Im Jahr 1933 erfolgte der Umzug in ein neu errichtetes Museumsgebäude an der Aleje Jerozolimskie 3 in der Warschauer Innenstadt. Am 8. August 1934 wurde das Museum wieder für die Öffentlichkeit geöffnet. Treibende Kraft beim Umzug und der Neugestaltung war der langjährige Vorsitzende des Museumskuratoriums Kazimierz Sosnkowski.
Von 1939 bis 1989
Bei Ausbruch des Zweiten Weltkrieges verfügte das Museum über rund 30.000 Ausstellungsstücke. Während der Besetzung Polens durch deutsche Truppen wurden die Bestände teilweise nach Deutschland gebracht. Im Jahre 1944 erfolgte die Namensänderung zu Muzeum Wojska Polskiego („Museum der polnischen Armee“). Nach Rückgabe der nach Deutschland verfrachteten Ausstellungsstücke konnte das Museum 1946 wieder seinen Betrieb aufnehmen.

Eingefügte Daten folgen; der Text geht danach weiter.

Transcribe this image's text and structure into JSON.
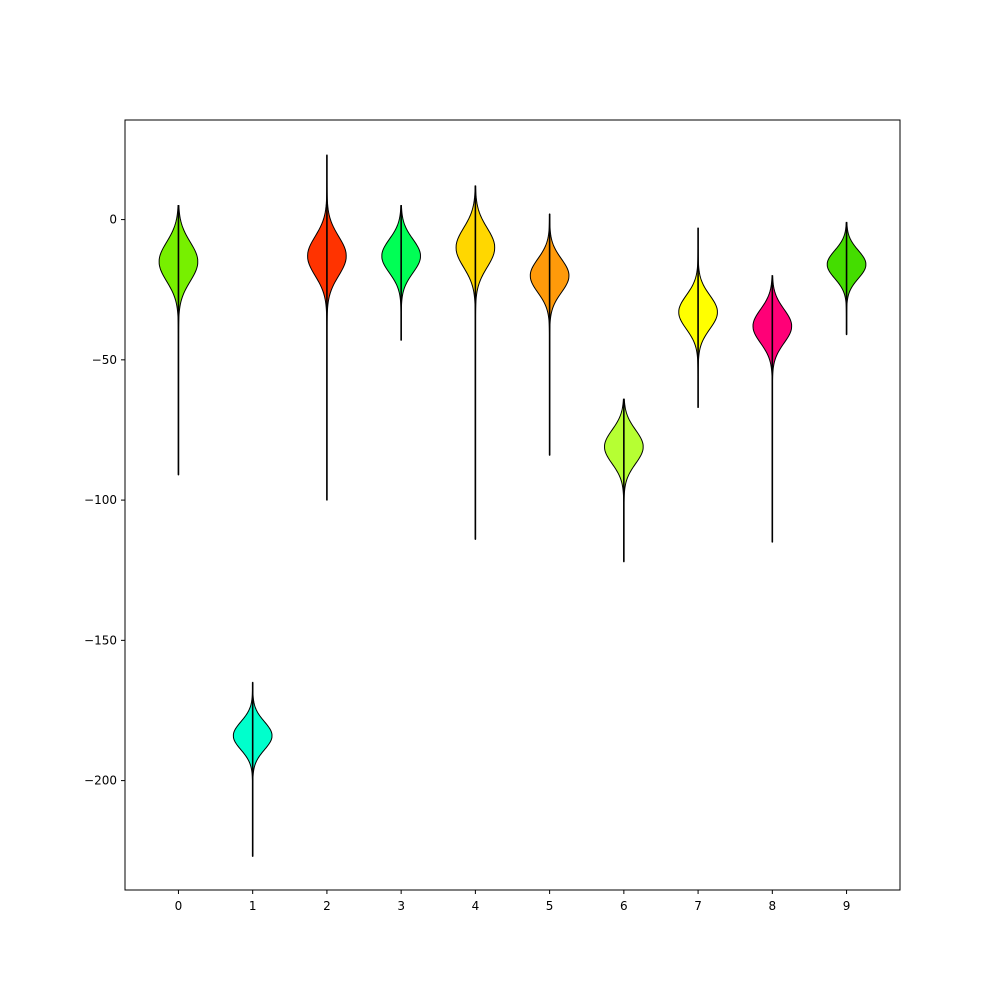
{
  "chart_data": {
    "type": "violin",
    "title": "",
    "xlabel": "",
    "ylabel": "",
    "x_ticks": [
      "0",
      "1",
      "2",
      "3",
      "4",
      "5",
      "6",
      "7",
      "8",
      "9"
    ],
    "y_ticks": [
      0,
      -50,
      -100,
      -150,
      -200
    ],
    "xlim": [
      -0.72,
      9.72
    ],
    "ylim": [
      -239,
      35.5
    ],
    "grid": false,
    "violins": [
      {
        "x": 0,
        "min": -91,
        "max": 5,
        "center": -15,
        "width": 0.26,
        "spread": 7,
        "color": "#77f000"
      },
      {
        "x": 1,
        "min": -227,
        "max": -165,
        "center": -184,
        "width": 0.26,
        "spread": 5,
        "color": "#00ffcc"
      },
      {
        "x": 2,
        "min": -100,
        "max": 23,
        "center": -13,
        "width": 0.26,
        "spread": 7,
        "color": "#ff3300"
      },
      {
        "x": 3,
        "min": -43,
        "max": 5,
        "center": -13,
        "width": 0.26,
        "spread": 6,
        "color": "#00ff55"
      },
      {
        "x": 4,
        "min": -114,
        "max": 12,
        "center": -10,
        "width": 0.26,
        "spread": 7,
        "color": "#ffd700"
      },
      {
        "x": 5,
        "min": -84,
        "max": 2,
        "center": -20,
        "width": 0.26,
        "spread": 6,
        "color": "#ff9a0a"
      },
      {
        "x": 6,
        "min": -122,
        "max": -64,
        "center": -81,
        "width": 0.26,
        "spread": 6,
        "color": "#b6ff33"
      },
      {
        "x": 7,
        "min": -67,
        "max": -3,
        "center": -33,
        "width": 0.26,
        "spread": 6,
        "color": "#ffff00"
      },
      {
        "x": 8,
        "min": -115,
        "max": -20,
        "center": -38,
        "width": 0.26,
        "spread": 6,
        "color": "#ff0077"
      },
      {
        "x": 9,
        "min": -41,
        "max": -1,
        "center": -16,
        "width": 0.26,
        "spread": 5,
        "color": "#44dd00"
      }
    ]
  }
}
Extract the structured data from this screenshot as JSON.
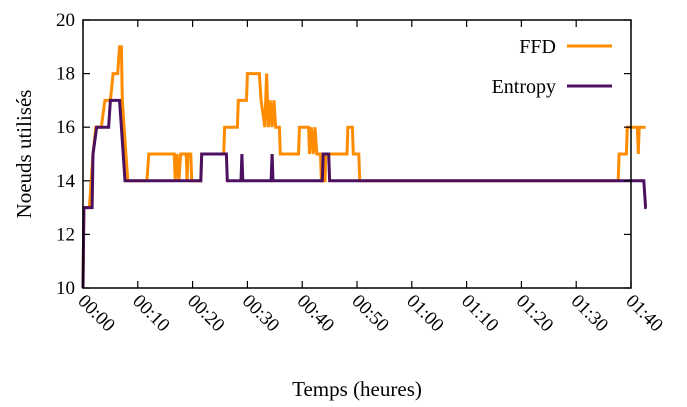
{
  "chart_data": {
    "type": "line",
    "xlabel": "Temps (heures)",
    "ylabel": "Noeuds utilisés",
    "ylim": [
      10,
      20
    ],
    "xlim": [
      0,
      6000
    ],
    "x_unit": "seconds",
    "yticks": [
      10,
      12,
      14,
      16,
      18,
      20
    ],
    "xticks": [
      {
        "t": 0,
        "label": "00:00"
      },
      {
        "t": 600,
        "label": "00:10"
      },
      {
        "t": 1200,
        "label": "00:20"
      },
      {
        "t": 1800,
        "label": "00:30"
      },
      {
        "t": 2400,
        "label": "00:40"
      },
      {
        "t": 3000,
        "label": "00:50"
      },
      {
        "t": 3600,
        "label": "01:00"
      },
      {
        "t": 4200,
        "label": "01:10"
      },
      {
        "t": 4800,
        "label": "01:20"
      },
      {
        "t": 5400,
        "label": "01:30"
      },
      {
        "t": 6000,
        "label": "01:40"
      }
    ],
    "grid": false,
    "legend_position": "top-right",
    "series": [
      {
        "name": "FFD",
        "color": "#ff8c00",
        "points": [
          [
            0,
            10
          ],
          [
            10,
            13
          ],
          [
            70,
            13
          ],
          [
            110,
            15
          ],
          [
            140,
            16
          ],
          [
            200,
            16
          ],
          [
            240,
            17
          ],
          [
            300,
            17
          ],
          [
            330,
            18
          ],
          [
            380,
            18
          ],
          [
            400,
            19
          ],
          [
            420,
            19
          ],
          [
            430,
            17
          ],
          [
            450,
            16
          ],
          [
            470,
            15
          ],
          [
            490,
            14
          ],
          [
            700,
            14
          ],
          [
            720,
            15
          ],
          [
            1000,
            15
          ],
          [
            1010,
            14
          ],
          [
            1030,
            15
          ],
          [
            1050,
            14
          ],
          [
            1070,
            15
          ],
          [
            1130,
            15
          ],
          [
            1140,
            14
          ],
          [
            1150,
            15
          ],
          [
            1180,
            15
          ],
          [
            1190,
            14
          ],
          [
            1290,
            14
          ],
          [
            1300,
            15
          ],
          [
            1540,
            15
          ],
          [
            1550,
            16
          ],
          [
            1690,
            16
          ],
          [
            1700,
            17
          ],
          [
            1790,
            17
          ],
          [
            1800,
            18
          ],
          [
            1930,
            18
          ],
          [
            1950,
            17
          ],
          [
            1990,
            16
          ],
          [
            2010,
            18
          ],
          [
            2030,
            16
          ],
          [
            2050,
            17
          ],
          [
            2070,
            16
          ],
          [
            2090,
            17
          ],
          [
            2110,
            16
          ],
          [
            2150,
            16
          ],
          [
            2160,
            15
          ],
          [
            2360,
            15
          ],
          [
            2370,
            16
          ],
          [
            2470,
            16
          ],
          [
            2480,
            15
          ],
          [
            2500,
            16
          ],
          [
            2520,
            15
          ],
          [
            2540,
            16
          ],
          [
            2560,
            15
          ],
          [
            2600,
            15
          ],
          [
            2610,
            14
          ],
          [
            2650,
            14
          ],
          [
            2660,
            15
          ],
          [
            2890,
            15
          ],
          [
            2900,
            16
          ],
          [
            2950,
            16
          ],
          [
            2960,
            15
          ],
          [
            3020,
            15
          ],
          [
            3030,
            14
          ],
          [
            5860,
            14
          ],
          [
            5870,
            15
          ],
          [
            5950,
            15
          ],
          [
            5960,
            16
          ],
          [
            6070,
            16
          ],
          [
            6080,
            15
          ],
          [
            6090,
            16
          ],
          [
            6160,
            16
          ]
        ]
      },
      {
        "name": "Entropy",
        "color": "#4b1060",
        "points": [
          [
            0,
            10
          ],
          [
            10,
            13
          ],
          [
            100,
            13
          ],
          [
            110,
            15
          ],
          [
            150,
            16
          ],
          [
            280,
            16
          ],
          [
            300,
            17
          ],
          [
            400,
            17
          ],
          [
            420,
            16
          ],
          [
            440,
            15
          ],
          [
            460,
            14
          ],
          [
            1290,
            14
          ],
          [
            1300,
            15
          ],
          [
            1570,
            15
          ],
          [
            1580,
            14
          ],
          [
            1730,
            14
          ],
          [
            1740,
            15
          ],
          [
            1750,
            14
          ],
          [
            2060,
            14
          ],
          [
            2070,
            15
          ],
          [
            2080,
            14
          ],
          [
            2620,
            14
          ],
          [
            2630,
            15
          ],
          [
            2690,
            15
          ],
          [
            2700,
            14
          ],
          [
            6140,
            14
          ],
          [
            6160,
            13
          ],
          [
            6170,
            13
          ]
        ]
      }
    ]
  }
}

Der Bestand des Museums wuchs vor allem durch die Übergabe von Waffen und Uniformen derjenigen polnischen Militärverbände, die während des Zweiten Weltkrieges in Westeuropa eingesetzt wurden. Deutschland musste die 1939 erbeuteten Standarten zurückgeben, von der UdSSR wurden eine Kanone aus dem 17. Jahrhundert und weitere historische Exponate übergeben. Nach 1989 wurden weitere Gegenstände von Russland zurückgegeben.[4]
Nach 1989
1993 wurde im ehemaligen Czerniakowski-Fort als Außenstellen das Katyń-Museum sowie das Museum der polnischen Militärtechnik (Muzeum Polskiej Techniki Wojskowej) eröffnet. Eine weitere Außenstelle ist die Sammlung der Kunstgalerie des Museums der polnischen Armee (Galeria Sztuki Muzeum Wojska Polskiego) in der Krakowskie-Przedmieście-Straße 11.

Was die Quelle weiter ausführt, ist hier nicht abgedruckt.